KEENESBURG, Colo. — Colorado's motor-voter registration means more people in Colorado become registered to vote.
Get a license, you become registered. Get registered, you get a mail-in ballot.
Democrats pushed this as a way to get more participation in elections. They likely did not expect hundreds of people to be registered to vote at the same house.
"I'm just a very curious, interested person in a sense, and when I looked at this one address in Weld County, it popped up a lot of people registered there," said Republican Colorado Secretary of State candidate Mike O'Donnell.
O'Donnell shared on Twitter a photo of a duplex in Keenesburg -- 50 minutes northeast of Denver -- and said that as of Dec. 31, there were 418 people registered to vote at the duplex, with 97 still "active."
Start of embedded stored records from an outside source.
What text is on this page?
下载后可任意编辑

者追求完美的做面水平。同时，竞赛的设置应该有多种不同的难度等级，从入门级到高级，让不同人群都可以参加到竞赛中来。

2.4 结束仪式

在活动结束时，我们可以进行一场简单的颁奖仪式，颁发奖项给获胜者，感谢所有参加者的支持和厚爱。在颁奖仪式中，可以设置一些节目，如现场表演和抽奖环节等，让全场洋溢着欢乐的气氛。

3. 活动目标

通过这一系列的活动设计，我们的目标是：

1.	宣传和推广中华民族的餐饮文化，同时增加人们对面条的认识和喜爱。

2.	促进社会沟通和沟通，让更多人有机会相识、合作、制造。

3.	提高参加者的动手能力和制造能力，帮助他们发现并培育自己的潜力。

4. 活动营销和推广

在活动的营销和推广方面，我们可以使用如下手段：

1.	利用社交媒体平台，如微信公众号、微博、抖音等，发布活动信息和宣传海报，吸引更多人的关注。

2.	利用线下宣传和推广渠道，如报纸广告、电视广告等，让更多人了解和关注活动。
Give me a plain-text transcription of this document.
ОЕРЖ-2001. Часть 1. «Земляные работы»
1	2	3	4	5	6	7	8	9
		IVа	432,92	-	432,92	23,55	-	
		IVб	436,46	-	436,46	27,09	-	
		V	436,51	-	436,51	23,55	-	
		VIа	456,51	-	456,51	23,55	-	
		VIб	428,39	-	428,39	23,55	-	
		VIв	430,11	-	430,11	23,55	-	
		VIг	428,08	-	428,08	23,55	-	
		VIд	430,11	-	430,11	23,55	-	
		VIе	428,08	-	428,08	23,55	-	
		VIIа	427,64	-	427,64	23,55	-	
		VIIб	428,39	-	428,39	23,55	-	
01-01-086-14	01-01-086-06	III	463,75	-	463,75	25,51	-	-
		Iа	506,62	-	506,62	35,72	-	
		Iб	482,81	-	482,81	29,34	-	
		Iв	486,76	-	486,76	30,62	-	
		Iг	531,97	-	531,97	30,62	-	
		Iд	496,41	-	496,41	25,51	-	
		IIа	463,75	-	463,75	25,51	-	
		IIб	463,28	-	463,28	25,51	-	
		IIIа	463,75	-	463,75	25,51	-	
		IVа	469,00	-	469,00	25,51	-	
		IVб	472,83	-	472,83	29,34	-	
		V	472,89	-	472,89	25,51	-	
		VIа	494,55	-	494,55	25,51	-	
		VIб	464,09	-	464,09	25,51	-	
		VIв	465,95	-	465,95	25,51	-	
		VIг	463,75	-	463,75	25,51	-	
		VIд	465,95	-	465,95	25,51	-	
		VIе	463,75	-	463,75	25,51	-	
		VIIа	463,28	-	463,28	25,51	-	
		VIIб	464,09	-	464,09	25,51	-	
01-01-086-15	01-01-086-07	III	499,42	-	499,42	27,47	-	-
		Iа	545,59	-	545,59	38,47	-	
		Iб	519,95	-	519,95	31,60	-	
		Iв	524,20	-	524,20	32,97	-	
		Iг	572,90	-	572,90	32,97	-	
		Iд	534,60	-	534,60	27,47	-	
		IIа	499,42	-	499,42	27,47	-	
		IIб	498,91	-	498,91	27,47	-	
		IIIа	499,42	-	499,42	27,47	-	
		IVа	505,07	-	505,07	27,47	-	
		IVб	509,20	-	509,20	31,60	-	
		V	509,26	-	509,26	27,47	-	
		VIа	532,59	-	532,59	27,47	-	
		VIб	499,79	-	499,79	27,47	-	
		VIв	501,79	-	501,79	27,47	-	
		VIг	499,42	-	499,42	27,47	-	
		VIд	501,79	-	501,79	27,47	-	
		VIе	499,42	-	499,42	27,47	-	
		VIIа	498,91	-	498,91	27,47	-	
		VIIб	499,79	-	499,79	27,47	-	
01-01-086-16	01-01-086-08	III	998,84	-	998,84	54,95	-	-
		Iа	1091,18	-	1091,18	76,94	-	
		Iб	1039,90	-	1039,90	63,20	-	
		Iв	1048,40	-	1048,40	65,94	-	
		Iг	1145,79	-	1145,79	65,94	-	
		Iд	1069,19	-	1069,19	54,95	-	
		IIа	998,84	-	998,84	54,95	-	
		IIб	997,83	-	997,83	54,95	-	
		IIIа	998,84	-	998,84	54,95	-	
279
"I posted it to my 300 followers on Twitter, not expecting that anyone would see it because no one ever see anything that I tweet," said O'Donnell.
That tweet was shared liked and shared thousands of times.
His data was based on the statewide voter list that anyone can buy for $50 from the Colorado Secretary of State's Office.
It is not true that 418 were registered to vote at that duplex with 97 still active. There have been 568 registered to vote at that duplex, with 207 still active.
"If the person who had put the tweet on there had reached out to me, I would have been happy to go through and explain this," said Bryan Anderson. "We run a truck driving school."
Anderson teaches drivers to earn their commercial driver's licenses.
"Colorado state will not issue a commercial learner's permit without a Colorado driver's license first," said Anderson.
That is where that duplex comes into the story.
It is student housing for the out-of-state drivers who come to his school to take the four-week training.
They live in the homes and obtain Colorado driver's licenses at that duplex address.
When you get your license in Colorado, and you are a citizen, you are automatically registered to vote.
With motor-voter registration, a person is not given the option to decline voter registration at the Department of Motor Vehicles.
A letter gets sent to the voter and gives the person a chance to:
- Do nothing and remain registered as an unaffiliated voter
- Choose a party affiliation
- Decline to be registered to vote.
As long as the person does not decline, they will be sent mail-in ballots as active voters.
"Whenever we would get registration packets or any sort of ballot, we return right back to the sender, which is the county of Weld out here," said Anderson. "No funny business."
Republican Weld County Clerk Carly Koppes confirmed that her office has worked with the trucking school since July 2019 about this issue. When the ballots are sent back "return to sender," those voters are converted to "inactive."
Inactive voters are not sent mail-in ballots automatically without reactivating their registration.
"'Well, I wasn't suggesting there was a problem, I'm just highlighting the fact that there are anomalies with the election roll," said O'Donnell.
Ballots being sent to people who no longer live at the home is not a crime. Any election fraud would be someone other than that voter filling out the ballot, signing the envelope and returning it to be counted.